| Borough | Appeals lodged | Success rate | Verdict |
|---|
Know your grounds
Appeals succeed on two grounds: the admission authority made an error, or the school's case for keeping numbers down is outweighed by your child's need to attend. The second is harder to win but more common.
Foundation schools are worth it
Foundation and voluntary aided schools (most faith schools) have a 24% success rate — significantly above average. If your child was refused a faith school place on distance grounds, it's almost always worth appealing.
Gather your evidence
Medical or social needs linked specifically to that school carry most weight. Sibling links, proximity arguments, and academic fit all help but rarely win on their own. Start gathering evidence the day you receive the refusal.
Check the admissions code
If the school made a procedural error — wrong distance measurement, incorrect application of their faith criteria, or failing to consider your circumstances — you have a much stronger case.

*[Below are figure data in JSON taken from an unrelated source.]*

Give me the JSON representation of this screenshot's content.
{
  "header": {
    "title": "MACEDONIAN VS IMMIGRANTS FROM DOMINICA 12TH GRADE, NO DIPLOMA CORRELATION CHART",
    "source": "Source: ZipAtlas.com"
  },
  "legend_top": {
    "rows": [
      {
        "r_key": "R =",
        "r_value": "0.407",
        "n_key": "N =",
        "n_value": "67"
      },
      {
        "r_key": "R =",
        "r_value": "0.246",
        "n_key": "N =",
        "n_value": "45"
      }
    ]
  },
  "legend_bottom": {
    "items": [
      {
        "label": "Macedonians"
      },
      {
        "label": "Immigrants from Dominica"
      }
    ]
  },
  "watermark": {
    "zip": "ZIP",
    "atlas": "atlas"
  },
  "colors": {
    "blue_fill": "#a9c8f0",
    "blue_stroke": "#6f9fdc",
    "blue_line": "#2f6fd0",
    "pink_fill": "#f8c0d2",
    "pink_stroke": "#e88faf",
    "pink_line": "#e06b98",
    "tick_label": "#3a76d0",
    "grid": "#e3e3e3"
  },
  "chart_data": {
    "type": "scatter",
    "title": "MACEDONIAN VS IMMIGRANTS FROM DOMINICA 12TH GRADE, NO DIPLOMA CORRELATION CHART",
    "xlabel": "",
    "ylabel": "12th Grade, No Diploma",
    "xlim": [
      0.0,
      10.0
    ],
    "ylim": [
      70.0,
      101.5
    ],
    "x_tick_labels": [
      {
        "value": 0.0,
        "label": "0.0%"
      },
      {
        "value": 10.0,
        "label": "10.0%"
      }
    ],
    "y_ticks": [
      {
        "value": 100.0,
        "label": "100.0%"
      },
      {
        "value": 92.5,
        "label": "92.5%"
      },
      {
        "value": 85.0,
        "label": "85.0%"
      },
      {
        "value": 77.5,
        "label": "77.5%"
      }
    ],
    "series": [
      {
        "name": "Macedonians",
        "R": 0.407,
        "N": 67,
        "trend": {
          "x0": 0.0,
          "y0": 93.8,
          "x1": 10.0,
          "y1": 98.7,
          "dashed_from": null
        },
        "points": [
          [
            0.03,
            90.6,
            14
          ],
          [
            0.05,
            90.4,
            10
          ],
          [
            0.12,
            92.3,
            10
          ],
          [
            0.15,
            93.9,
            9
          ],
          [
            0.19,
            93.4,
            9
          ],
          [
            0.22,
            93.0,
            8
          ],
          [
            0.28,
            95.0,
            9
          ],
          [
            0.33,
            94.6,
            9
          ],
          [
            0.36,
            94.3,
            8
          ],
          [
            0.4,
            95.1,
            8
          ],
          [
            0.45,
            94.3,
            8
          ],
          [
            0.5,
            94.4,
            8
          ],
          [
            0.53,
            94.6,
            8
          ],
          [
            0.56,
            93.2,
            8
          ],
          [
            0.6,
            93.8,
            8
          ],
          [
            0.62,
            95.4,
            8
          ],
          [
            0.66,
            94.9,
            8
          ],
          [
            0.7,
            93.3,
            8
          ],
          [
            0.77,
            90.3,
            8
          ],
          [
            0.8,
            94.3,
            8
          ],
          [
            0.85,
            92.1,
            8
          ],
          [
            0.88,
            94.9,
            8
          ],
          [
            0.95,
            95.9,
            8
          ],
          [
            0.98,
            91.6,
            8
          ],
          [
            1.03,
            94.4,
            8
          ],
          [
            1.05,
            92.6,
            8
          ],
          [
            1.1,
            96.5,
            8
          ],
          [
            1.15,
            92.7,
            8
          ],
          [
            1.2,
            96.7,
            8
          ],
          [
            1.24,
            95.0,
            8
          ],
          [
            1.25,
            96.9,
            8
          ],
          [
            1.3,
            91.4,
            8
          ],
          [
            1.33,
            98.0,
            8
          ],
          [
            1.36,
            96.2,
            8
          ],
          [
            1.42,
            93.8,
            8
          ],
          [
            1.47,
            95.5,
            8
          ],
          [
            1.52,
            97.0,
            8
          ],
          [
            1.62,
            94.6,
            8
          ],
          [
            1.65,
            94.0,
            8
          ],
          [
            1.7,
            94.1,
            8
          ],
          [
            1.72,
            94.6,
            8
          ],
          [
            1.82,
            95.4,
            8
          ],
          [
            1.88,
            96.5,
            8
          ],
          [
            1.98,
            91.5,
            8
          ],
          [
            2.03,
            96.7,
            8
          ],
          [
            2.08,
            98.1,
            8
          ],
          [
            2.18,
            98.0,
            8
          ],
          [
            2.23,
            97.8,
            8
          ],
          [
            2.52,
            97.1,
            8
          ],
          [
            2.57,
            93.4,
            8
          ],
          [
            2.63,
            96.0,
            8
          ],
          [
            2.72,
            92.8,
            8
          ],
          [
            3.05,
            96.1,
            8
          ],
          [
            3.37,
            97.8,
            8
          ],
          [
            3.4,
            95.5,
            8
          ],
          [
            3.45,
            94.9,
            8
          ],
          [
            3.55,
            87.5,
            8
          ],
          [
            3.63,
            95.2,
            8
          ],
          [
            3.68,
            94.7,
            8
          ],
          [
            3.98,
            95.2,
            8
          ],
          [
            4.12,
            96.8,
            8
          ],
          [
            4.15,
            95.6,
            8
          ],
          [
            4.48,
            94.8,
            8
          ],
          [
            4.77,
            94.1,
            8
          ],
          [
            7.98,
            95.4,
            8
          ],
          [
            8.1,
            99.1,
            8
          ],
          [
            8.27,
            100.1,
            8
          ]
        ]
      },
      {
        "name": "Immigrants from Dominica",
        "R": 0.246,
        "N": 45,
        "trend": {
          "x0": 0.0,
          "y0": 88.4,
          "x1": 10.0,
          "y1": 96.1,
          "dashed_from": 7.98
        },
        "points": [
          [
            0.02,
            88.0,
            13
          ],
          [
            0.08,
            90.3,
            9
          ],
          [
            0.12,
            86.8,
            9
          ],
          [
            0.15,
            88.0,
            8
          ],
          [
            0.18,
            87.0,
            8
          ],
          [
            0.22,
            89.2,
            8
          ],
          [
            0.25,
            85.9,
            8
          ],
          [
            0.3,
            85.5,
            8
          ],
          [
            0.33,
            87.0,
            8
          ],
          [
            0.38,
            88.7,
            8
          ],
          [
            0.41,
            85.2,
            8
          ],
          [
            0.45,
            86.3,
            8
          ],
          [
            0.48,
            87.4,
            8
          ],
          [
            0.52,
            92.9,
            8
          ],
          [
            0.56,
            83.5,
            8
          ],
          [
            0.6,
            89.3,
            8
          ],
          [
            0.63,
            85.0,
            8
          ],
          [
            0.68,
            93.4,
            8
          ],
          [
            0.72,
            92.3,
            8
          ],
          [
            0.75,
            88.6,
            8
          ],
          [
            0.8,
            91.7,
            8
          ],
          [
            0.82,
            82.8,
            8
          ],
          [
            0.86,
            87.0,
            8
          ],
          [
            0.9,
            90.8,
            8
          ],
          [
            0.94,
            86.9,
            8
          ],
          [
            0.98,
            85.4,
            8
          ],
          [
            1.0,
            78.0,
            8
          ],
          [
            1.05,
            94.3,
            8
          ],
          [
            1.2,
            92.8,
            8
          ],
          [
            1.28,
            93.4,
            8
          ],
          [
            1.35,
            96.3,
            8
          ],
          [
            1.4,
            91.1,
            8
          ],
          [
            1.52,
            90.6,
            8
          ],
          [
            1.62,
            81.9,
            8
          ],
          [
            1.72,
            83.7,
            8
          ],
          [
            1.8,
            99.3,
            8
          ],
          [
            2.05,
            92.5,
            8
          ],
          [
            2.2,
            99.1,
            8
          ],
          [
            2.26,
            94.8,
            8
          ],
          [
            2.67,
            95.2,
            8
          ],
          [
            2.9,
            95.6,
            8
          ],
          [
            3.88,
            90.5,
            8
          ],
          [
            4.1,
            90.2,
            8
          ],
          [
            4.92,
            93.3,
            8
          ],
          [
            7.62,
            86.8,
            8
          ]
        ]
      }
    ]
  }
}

Request the school's full admissions file.
Infant class size rules
For Reception, Year 1 and Year 2, class sizes are capped at 30. Appeals for these year groups can only succeed if the school made an error. Success rates are much lower — typically under 5%.
Accept another offer
Accepting a school place does not affect your right to appeal. Always accept the offer you've been given while pursuing your appeal — it protects your child's right to a school place whatever happens.